Pork crackling and crisped-up fish or chicken skin – there’s joy in these brittle sheets with the added pleasure of a thin layer of tender fat on the underside and a little salt. And so it is with Peking duck. Take thin slivers of duck that are mainly bronzed skin with just a little meat, wrap them in gossamer-like pancakes with straws of spring onion, a baton of cucumber and the barest lick of plum or hoisin sauce for three bites of perfection. Enjoy the duck flesh stir-fried with noodles and turn the carcass into a soup to complete the Peking duck trilogy.
While other dishes require exactitude in their cooking, the best sushi relies on sourcing top seafood and then treating it with the ultimate respect – allowing it, rather than rice or a sauce, to shine. The sum should be a quiet riot of texture and subtle flavours.
A true Neapolitan pizza is about so much more than the perfect puffy and slightly chewy crust. A judicious selection of just a few ingredients, such as the milkiest, super-fresh mozzarella, is part of it, but more important still is the tomato sauce made with sweet yet acidic San Marzano tomatoes. Accept no substitutes!
5. MALAYSIAN SATAY
No more than skewers of rabbit, chicken, lamb or beef cooked over hot coals and served with a simple peanut sauce, satay is cooking at its simplest, but there’s just something about the spicing on the meat combined with the creaminess of the sauce. It’s perfect with the traditional but beautifully gentle accompaniment of compressed rice and chunks of cucumber.
Italy had a number of contenders for the top 10, but gnocchi at their angelic, pillowy best really show off the skill of the cook and their understanding of restraint – how little flour is added, how little time the gnocchi spend in the water, and what they might be served with. For me, burnt butter and a drift of finely grated parmesan, or a simple fresh tomato sugo is all they need, but if you force a blue cheese sauce on me I won’t mope.
Soft or crisp. Vegetarian or meat-laden. Unadorned or loaded with the full bonanza of salsas. From Maroochydore to Mexico City, I’ve yet to eat a taco I didn’t like. (I might have met a couple I didn’t trust. I’m not sure eyeballs have a place in my taco. I like seeing my food; I’m just not keen on my food seeing me.)

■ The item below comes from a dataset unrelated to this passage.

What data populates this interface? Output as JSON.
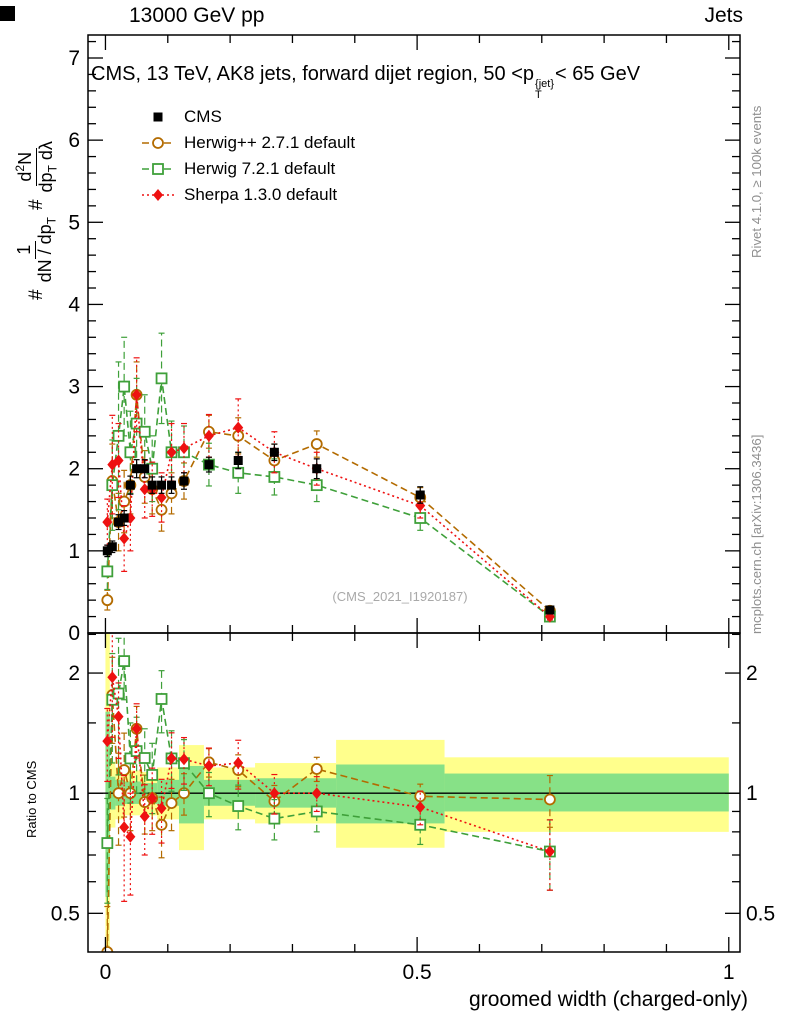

While my personal favourite are those snowy-white, super-fluffy barbecue pork buns, this is a delicious group of dishes that includes har gow loaded with fat, springy prawns, those scalding soup buns, xiao long bao, and Japanese gyoza.

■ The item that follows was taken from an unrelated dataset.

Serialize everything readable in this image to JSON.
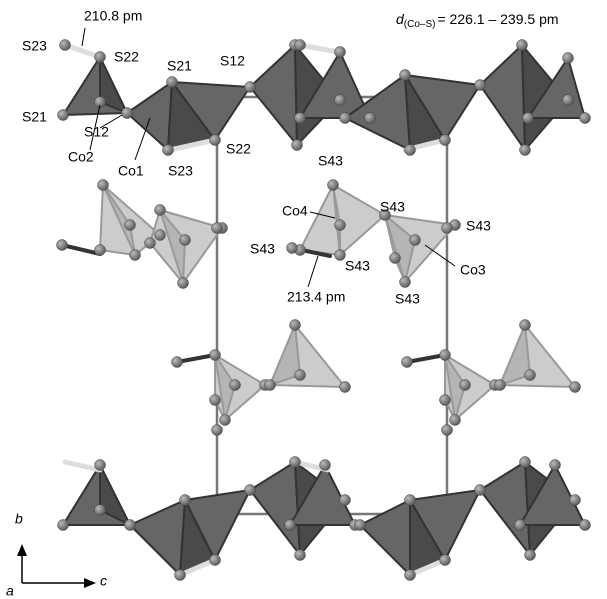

It might be one of the most abused culinary concepts, but a hamburger done right – a chunky patty that’s juicy but crusty-charry at the edges, a veil of melted cheese, the sharp bite of pickles or ketchup, fresh lettuce and tomato, perhaps a rasher or two of smoky bacon – and you have something quite sublime. Pineapple or beetroot? Your choice. Burgers are from the US democratic.
10. CHICKEN RICE
It’s all about the broth and that rice, sticky with chicken fat, whether you have the roast or steamed chicken variety of this dish. They’re both loved equally in Malaysia, Indonesia and Singapore where chicken rice is held with the same reverence as chicken soup in other cultures.